# Un extraño caso de configuración de teclado(99% solucionado)

## edgar_uriel84

Hola, realmente este problema no me incomoda, de hecho creía hasta el día de hoy que era mi error y no le dí mayor importancia. El punto es que en consola la distribución de teclado es "Español Américano" (Me molesta mucho eso de "Latino"), pero mi laptop tiene un teclado en Español, como yo soy de América no tengo problema alguno escribiendo, pero hoy me fije que si hay algo mal porque mi archivo /etc/conf.d/keymaps dice "KEYMAP="es" y mi pregunta es obvia: ¿Porqué? ¿Qué estoy olvidando?

En modo gráfico todo esta correcto.

Saludos.

----------

## cameta

La configuración de los keymaps sólo te afecta cuando estas en el modo no gráfico (es decir cuando sales del entorno X)

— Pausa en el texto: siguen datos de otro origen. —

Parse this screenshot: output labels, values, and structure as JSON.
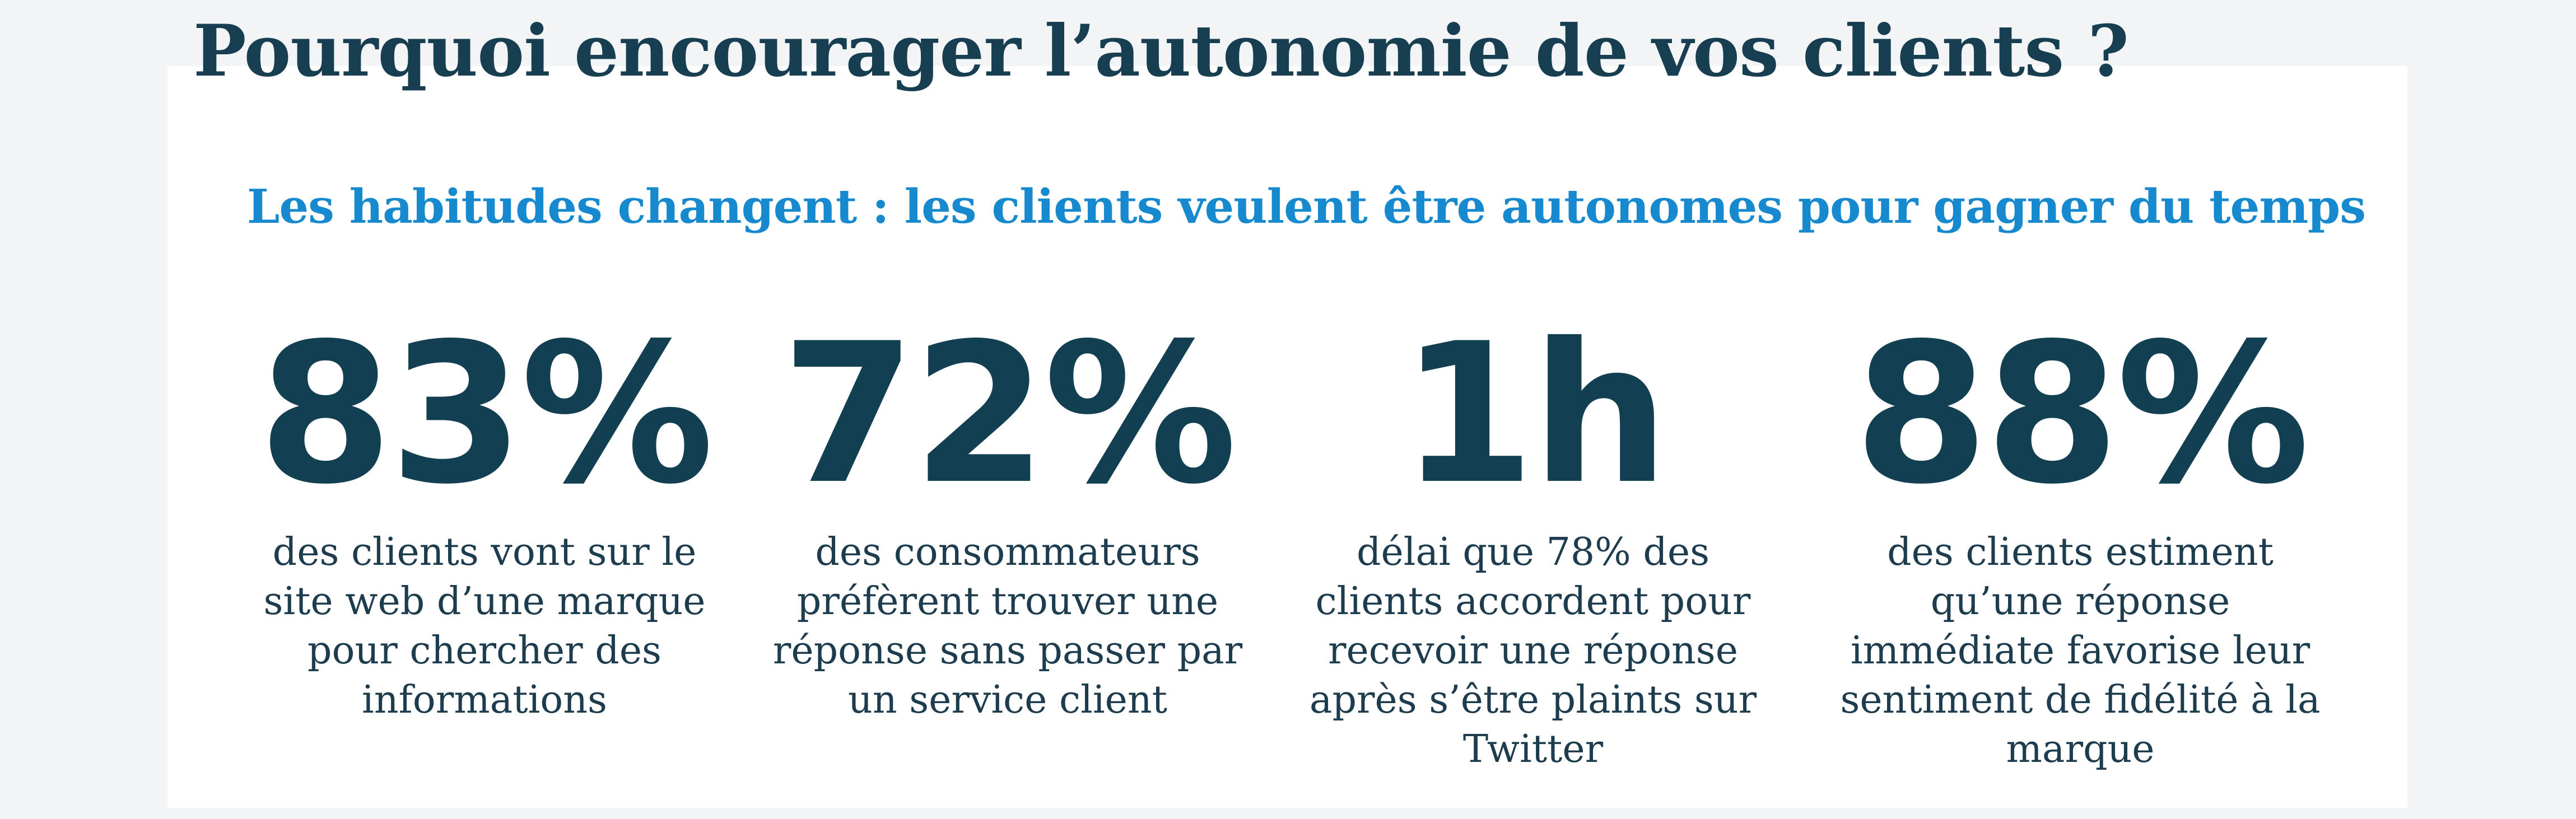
{
  "title": "Pourquoi encourager l’autonomie de vos clients ?",
  "subtitle": "Les habitudes changent : les clients veulent être autonomes pour gagner du temps",
  "stats": [
    {
      "value": "83%",
      "description": "des clients vont sur le site web d’une marque pour chercher des informations"
    },
    {
      "value": "72%",
      "description": "des consommateurs préfèrent trouver une réponse sans passer par un service client"
    },
    {
      "value": "1h",
      "description": "délai que 78% des clients accordent pour recevoir une réponse après s’être plaints sur Twitter"
    },
    {
      "value": "88%",
      "description": "des clients estiment qu’une réponse immédiate favorise leur sentiment de fidélité à la marque"
    }
  ],
  "colors": {
    "background": "#f3f4f6",
    "card": "#ffffff",
    "title": "#173f51",
    "subtitle": "#1789cf",
    "stat_value": "#133f52",
    "stat_text": "#1d3c4d"
  }
}
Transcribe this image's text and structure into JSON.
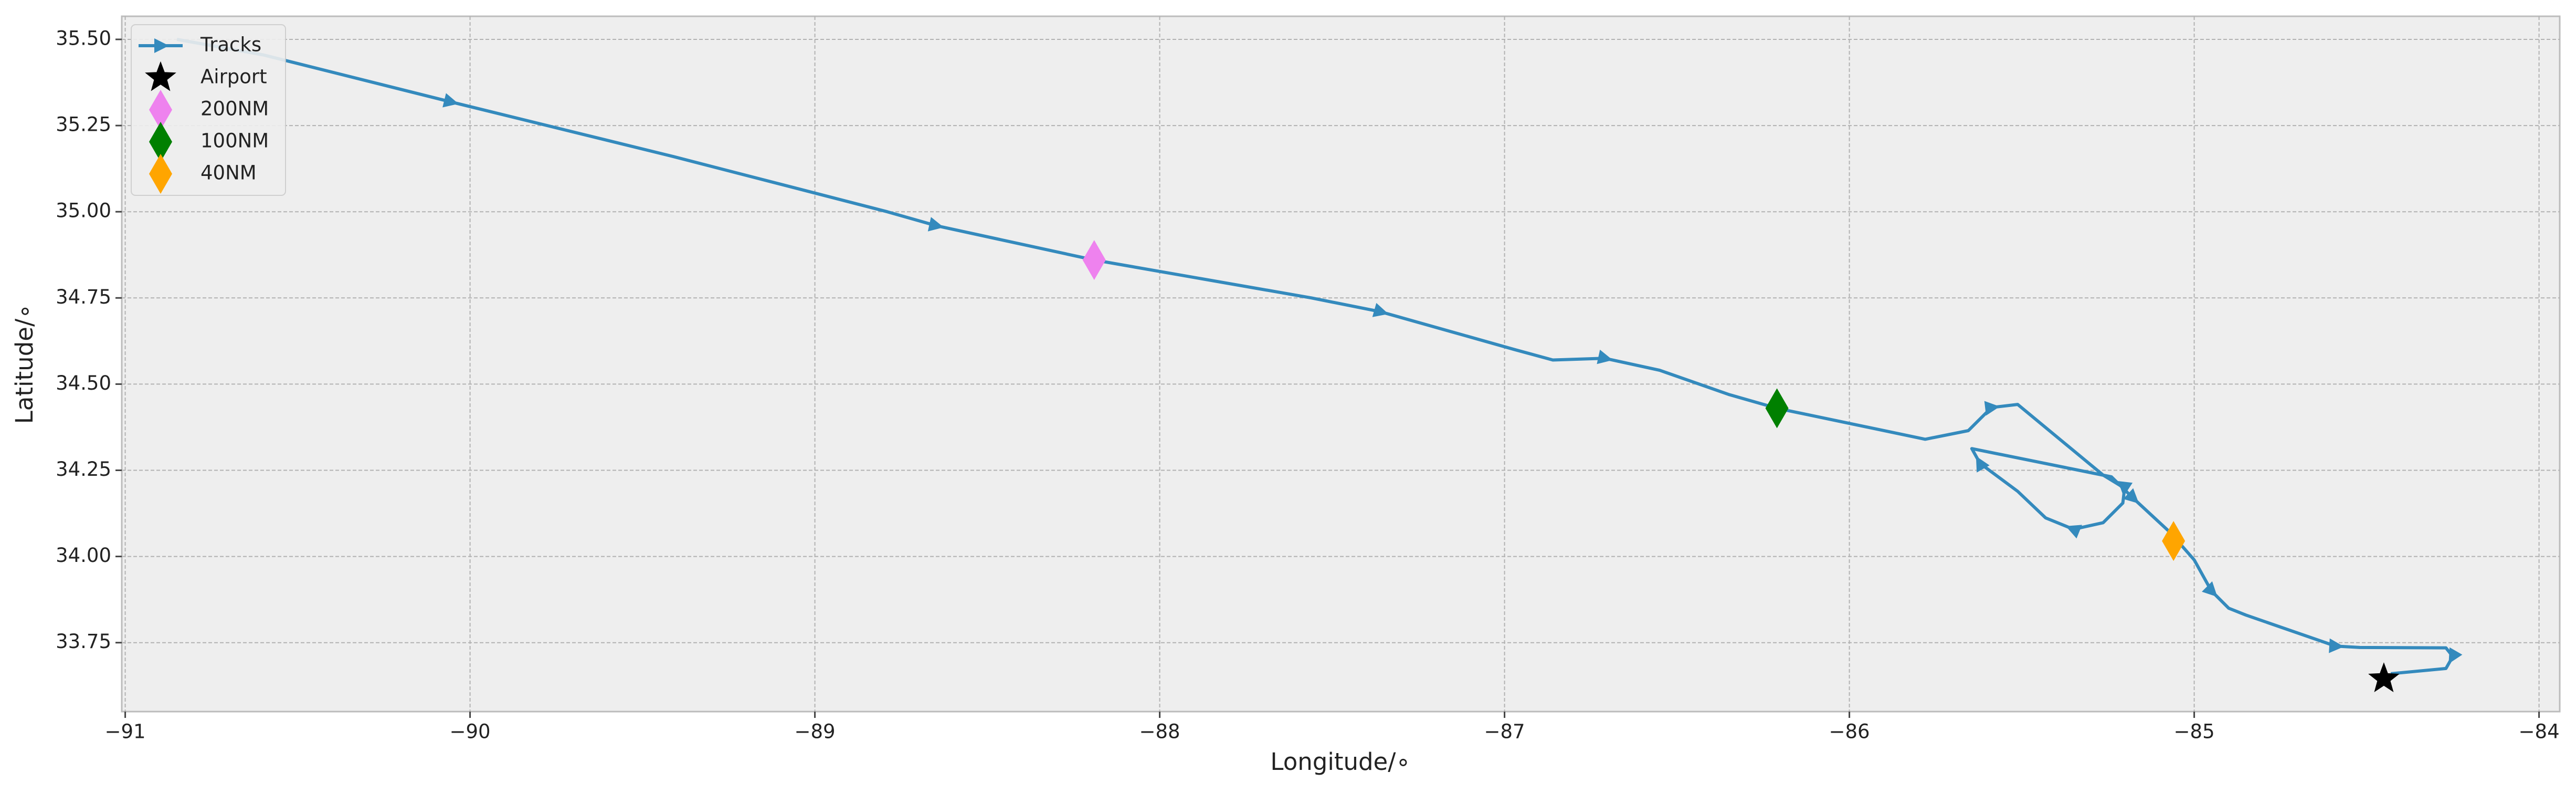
{
  "chart_data": {
    "type": "line",
    "xlabel": "Longitude/∘",
    "ylabel": "Latitude/∘",
    "xlim": [
      -91.01,
      -83.94
    ],
    "ylim": [
      33.55,
      35.567
    ],
    "xticks": [
      {
        "value": -91,
        "label": "−91"
      },
      {
        "value": -90,
        "label": "−90"
      },
      {
        "value": -89,
        "label": "−89"
      },
      {
        "value": -88,
        "label": "−88"
      },
      {
        "value": -87,
        "label": "−87"
      },
      {
        "value": -86,
        "label": "−86"
      },
      {
        "value": -85,
        "label": "−85"
      },
      {
        "value": -84,
        "label": "−84"
      }
    ],
    "yticks": [
      33.75,
      {
        "value": 34,
        "label": "34.00"
      },
      34.25,
      {
        "value": 34.5,
        "label": "34.50"
      },
      34.75,
      {
        "value": 35,
        "label": "35.00"
      },
      35.25,
      {
        "value": 35.5,
        "label": "35.50"
      }
    ],
    "grid": true,
    "legend": "upper left",
    "series": [
      {
        "name": "Tracks",
        "marker": "arrow",
        "color": "#348abd",
        "x": [
          -90.85,
          -90.6,
          -90.057,
          -89.41,
          -88.79,
          -88.65,
          -88.19,
          -87.56,
          -87.36,
          -86.97,
          -86.86,
          -86.71,
          -86.55,
          -86.35,
          -86.21,
          -85.78,
          -85.655,
          -85.588,
          -85.512,
          -85.264,
          -85.202,
          -85.207,
          -85.264,
          -85.35,
          -85.431,
          -85.512,
          -85.621,
          -85.645,
          -85.24,
          -85.178,
          -85.07,
          -85.0,
          -84.95,
          -84.9,
          -84.85,
          -84.59,
          -84.52,
          -84.27,
          -84.25,
          -84.27,
          -84.43
        ],
        "y": [
          35.5,
          35.455,
          35.319,
          35.16,
          35.0,
          34.96,
          34.86,
          34.75,
          34.71,
          34.6,
          34.57,
          34.575,
          34.54,
          34.47,
          34.43,
          34.34,
          34.365,
          34.432,
          34.441,
          34.236,
          34.198,
          34.155,
          34.098,
          34.079,
          34.112,
          34.189,
          34.27,
          34.313,
          34.231,
          34.17,
          34.07,
          33.99,
          33.9,
          33.85,
          33.83,
          33.74,
          33.736,
          33.735,
          33.71,
          33.675,
          33.66
        ]
      },
      {
        "name": "Airport",
        "marker": "star",
        "color": "#000000",
        "x": [
          -84.45
        ],
        "y": [
          33.645
        ]
      },
      {
        "name": "200NM",
        "marker": "diamond",
        "color": "#ee82ee",
        "x": [
          -88.19
        ],
        "y": [
          34.86
        ]
      },
      {
        "name": "100NM",
        "marker": "diamond",
        "color": "#008000",
        "x": [
          -86.21
        ],
        "y": [
          34.43
        ]
      },
      {
        "name": "40NM",
        "marker": "diamond",
        "color": "#ffa500",
        "x": [
          -85.06
        ],
        "y": [
          34.045
        ]
      }
    ]
  }
}
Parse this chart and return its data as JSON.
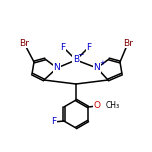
{
  "bg_color": "#ffffff",
  "bond_color": "#000000",
  "atom_colors": {
    "Br": "#800000",
    "F": "#0000cc",
    "N": "#0000cc",
    "B": "#0000cc",
    "O": "#cc0000",
    "C": "#000000"
  },
  "figure_size": [
    1.52,
    1.52
  ],
  "dpi": 100
}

Encontraras los diferentes opciones de configuración en 

/usr/share/keymaps/i386/qwerty

Encontraras ejemplos de teclados en 

http://commons.wikimedia.org/wiki/Category:QWERTY_keyboard_layouts

----------

## edgar_uriel84

 *cameta wrote:*   

> La configuración de los keymaps sólo te afecta cuando estas en el modo no gráfico (es decir cuando sales del entorno X)
> 
> Encontraras los diferentes opciones de configuración en 
> 
> /usr/share/keymaps/i386/qwerty
> ...

 

Hola, no había revisado si había más mapas de teclado en español, yo sinceramente creí que solo existía el "americano" y el "español estándar", el es-cp850 ha funcionado bien con mi teclado, pero no he encontrado la fuente de consola correcta, el problema es que los caracteres acentuados (é,á, etc) se ven como "un cuadrito" con la fuente default8x16, y con la fuente cp850-8x16 (la cual recomienda el mapa de teclado que estoy usando) simplemente el caracter no se muestra, se ve como si fuera un espacio en blanco.

La petición ahora es como configurar /etc/conf.d/consolefont correctamente.

Saludos

----------

## cameta

¿Usas Unicode?

http://www.gentoo.org/doc/en/utf-8.xml

¿Que locale usas?

tienes  en

etc/rc.conf and set UNICODE="yes",

# UNICODE specifies whether you want to have UNICODE support in the console.  

# If you set to yes, please make sure to set a UNICODE aware CONSOLEFONT and 

# KEYMAP in the /etc/conf.d/consolefont and /etc/conf.d/keymaps config files.

UNICODE="yes"

Yo uso como fuente la :

CONSOLEFONT="default8x16"

Espero que con esto puedas.

----------

## edgar_uriel84

Hola, active el UNICODE pero ahora si esta raro, el teclado se me ha descompuesto de nuevo, aun no defino bien la situación pero me a primera vista algunas teclas como la del guión funciona pero la de la exclamación (¡) no :-s 

Ya veo bien los caracteres por cierto. En cuanto tenga un rato lo reviso totalmente y si no puedo resolverlo preguntare de nuevo.

----------

## cameta

Vuelve a probar con el español estandard.

----------

## edgar_uriel84

Gracias por la ayuda, recompile sys-apps/kbd y ahora funciona todo menos la tecla que imprime los caracteres "¡" y "¿" porque sigue imprimiendo caracteres raros jajaja, supongo que eso será algún bug que reportare más adelante.

Saludos y gracias nuevamente.

----------